“El salmonete no es fresco si no muere a manos del comensal. En tanto muere, se observa deleitosamente al moribundo, en el cual la muerte, al luchar con la vida, va pintando extraordinarias mutaciones de color. Otras veces se les sazona en vivo y mueren sumergidos en el garo.
”Permitidme que con esta ocasión castigue la sensualidad y gula reinantes. Nada hay tan bello, exclaman los sensuales y golosos, como un salmonete expirante, fuera del agua. Por el esfuerzo en respirar, se pone primero de color purpúreo. Después, a tiempo que palidece, sus escamas adquieren rara policromía; y entre la vida y la muerte vagan sobre su cuerpo los más varios y tenues colores crepusculares.
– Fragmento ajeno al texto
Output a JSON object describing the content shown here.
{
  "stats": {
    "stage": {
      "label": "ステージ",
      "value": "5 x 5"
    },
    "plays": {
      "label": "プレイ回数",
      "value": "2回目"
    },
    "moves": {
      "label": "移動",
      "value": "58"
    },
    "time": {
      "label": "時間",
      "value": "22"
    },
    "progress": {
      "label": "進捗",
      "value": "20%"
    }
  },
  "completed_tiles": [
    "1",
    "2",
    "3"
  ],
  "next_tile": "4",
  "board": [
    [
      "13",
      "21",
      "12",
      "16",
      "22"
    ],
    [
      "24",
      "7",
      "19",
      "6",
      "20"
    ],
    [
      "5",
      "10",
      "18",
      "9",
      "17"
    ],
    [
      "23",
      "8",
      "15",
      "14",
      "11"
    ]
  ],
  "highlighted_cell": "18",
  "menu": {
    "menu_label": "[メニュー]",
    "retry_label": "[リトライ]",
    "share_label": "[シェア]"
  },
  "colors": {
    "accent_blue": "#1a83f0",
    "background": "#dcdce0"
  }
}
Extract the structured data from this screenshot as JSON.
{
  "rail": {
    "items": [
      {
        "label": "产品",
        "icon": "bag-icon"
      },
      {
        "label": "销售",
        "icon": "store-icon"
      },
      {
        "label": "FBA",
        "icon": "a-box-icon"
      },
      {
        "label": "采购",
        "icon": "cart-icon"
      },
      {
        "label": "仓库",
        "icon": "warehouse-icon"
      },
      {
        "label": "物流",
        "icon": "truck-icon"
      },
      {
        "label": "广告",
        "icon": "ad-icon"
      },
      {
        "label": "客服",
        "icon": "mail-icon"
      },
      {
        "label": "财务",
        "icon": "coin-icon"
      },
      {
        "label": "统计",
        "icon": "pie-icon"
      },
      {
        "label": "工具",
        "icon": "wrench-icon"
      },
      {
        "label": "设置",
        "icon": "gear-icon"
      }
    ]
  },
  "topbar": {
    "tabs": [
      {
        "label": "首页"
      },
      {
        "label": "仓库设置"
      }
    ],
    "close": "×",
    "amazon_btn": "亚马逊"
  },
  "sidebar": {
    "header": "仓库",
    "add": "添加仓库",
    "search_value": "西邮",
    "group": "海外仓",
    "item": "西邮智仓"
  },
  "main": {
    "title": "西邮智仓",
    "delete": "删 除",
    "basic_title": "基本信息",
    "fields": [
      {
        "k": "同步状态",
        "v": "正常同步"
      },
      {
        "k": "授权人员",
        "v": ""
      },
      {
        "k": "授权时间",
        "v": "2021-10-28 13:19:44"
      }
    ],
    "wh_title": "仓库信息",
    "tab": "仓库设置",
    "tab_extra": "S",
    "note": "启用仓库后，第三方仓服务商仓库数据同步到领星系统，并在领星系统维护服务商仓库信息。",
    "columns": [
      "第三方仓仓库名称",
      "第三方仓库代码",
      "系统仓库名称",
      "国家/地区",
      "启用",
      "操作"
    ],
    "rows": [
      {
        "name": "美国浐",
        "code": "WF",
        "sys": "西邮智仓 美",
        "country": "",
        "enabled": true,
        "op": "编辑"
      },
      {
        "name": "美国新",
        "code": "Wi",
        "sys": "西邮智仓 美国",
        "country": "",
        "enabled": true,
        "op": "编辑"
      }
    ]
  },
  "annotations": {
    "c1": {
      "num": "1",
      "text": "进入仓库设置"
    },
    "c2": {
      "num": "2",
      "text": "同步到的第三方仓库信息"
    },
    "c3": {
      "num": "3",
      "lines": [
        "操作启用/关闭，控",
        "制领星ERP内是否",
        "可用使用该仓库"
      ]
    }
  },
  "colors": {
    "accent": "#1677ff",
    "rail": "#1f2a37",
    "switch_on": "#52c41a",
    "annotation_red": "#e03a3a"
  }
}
”Soñolienta y como inerte antaño, la sensualidad ha despertado hoy día para darse cuenta tardíamente de que se le había defraudado tan singular placer. Hasta ahora sólo los pescadores podían gozar de ese pulcro e insuperable espectáculo; el salmonete moribundo. Y ahora se dice: ¿un pez cocido?, ¿un pez muerto? Nada de eso; el salmonete tiene que morir en la misma fuente o plato, delante de mis ojos.
”Antes contemplábamos, no sin cierta sorpresa, a ciertos individuos que no querían tocar un pescado, si no estaba pescado el mismo día y que en el paladar supiese, como ellos decían, a mar todavía. De las costas más cercanas a Roma era traído el pescado a la carrera por mandaderos desalentados, anunciándose a gritos, ante cuyo trote todos los transeúntes tenían que apartarse.
”¡Lo que va de ayer a hoy! Hay que ver los progresos actuales de la delicadeza. Para los hombres de ese tiempo un pescado muerto viene a ser ni más ni menos que un pescado pútrido. Pero –se les responde– se pescó hoy, de mañana. Y ellos replican: la cosa es demasiado grave para que te dé crédito a ti. No creo sino al pez mismo. Que nos lo traigan vivo y que expire siendo testigos nosotros. Ver y creer.
”Con semejante arrogancia ha osado llegar a manifestarse el vientre de los romanos exquisitos, que no aciertan a saborear un pescado, a no ser que en el propio festín lo hayan visto antes nadando; y a poco, palpitando agónico. A semejante preciosidad del placer han llegado los soberbios y ociosos, que día por día inventan y excogitan algo más nuevo y más selecto, como agitados por una especie de odioso furor hacia todo lo usadero y habitual.
”Antaño oíamos: nada más rico que el salmonete de roca. Hogaño oímos: nada es más hermoso que el salmonete moribundo; pásame la pecera, que lo veo girar gozoso y brillante, dentro del agua. Después de haberlo alabado a su satisfacción todos los comensales, se le extrae de su diáfano elemento vital. En este instante de la agonía del pez es cuando cada cual hace alarde de su mayor pericia estética; ve, dice uno, cómo el rojo flamígero se vuelve más vehemente que el más vehemente minio. Mira, dice otro, cuál se dibujan en sus flancos unas a manera de irisadas venas. No se dijera, interpone éste, sino que su vientre es pura sangre. Y prosigue aquél: ahora se le efunde un azul más lúcido que el azul celeste. Finalmente: ya se extiende rígido, ya se inmoviliza; ya le cubre una bella palidez de homogéneo marfil. Sin embargo, ninguno de estos individuos asistiría a la cabecera de un amigo en trance de muerte; ninguno acudiría al lado del padre que le reclama a su lado antes de exhalar el último suspiro. ¿Cuántos de ellos acompañarían a un amigo o pariente hasta la pira funeraria? En cambio, se congregan para contemplar fenecer un salmonete porque, afirman, nada hay tan hermoso. La indignación me arrastraría irrefrenablemente a servirme de palabras que exceden la acostumbrada corrección. No les basta a estos seres que en sus comilonas hallen satisfacción plena dientes, boca y vientre; son además golosos de los ojos.”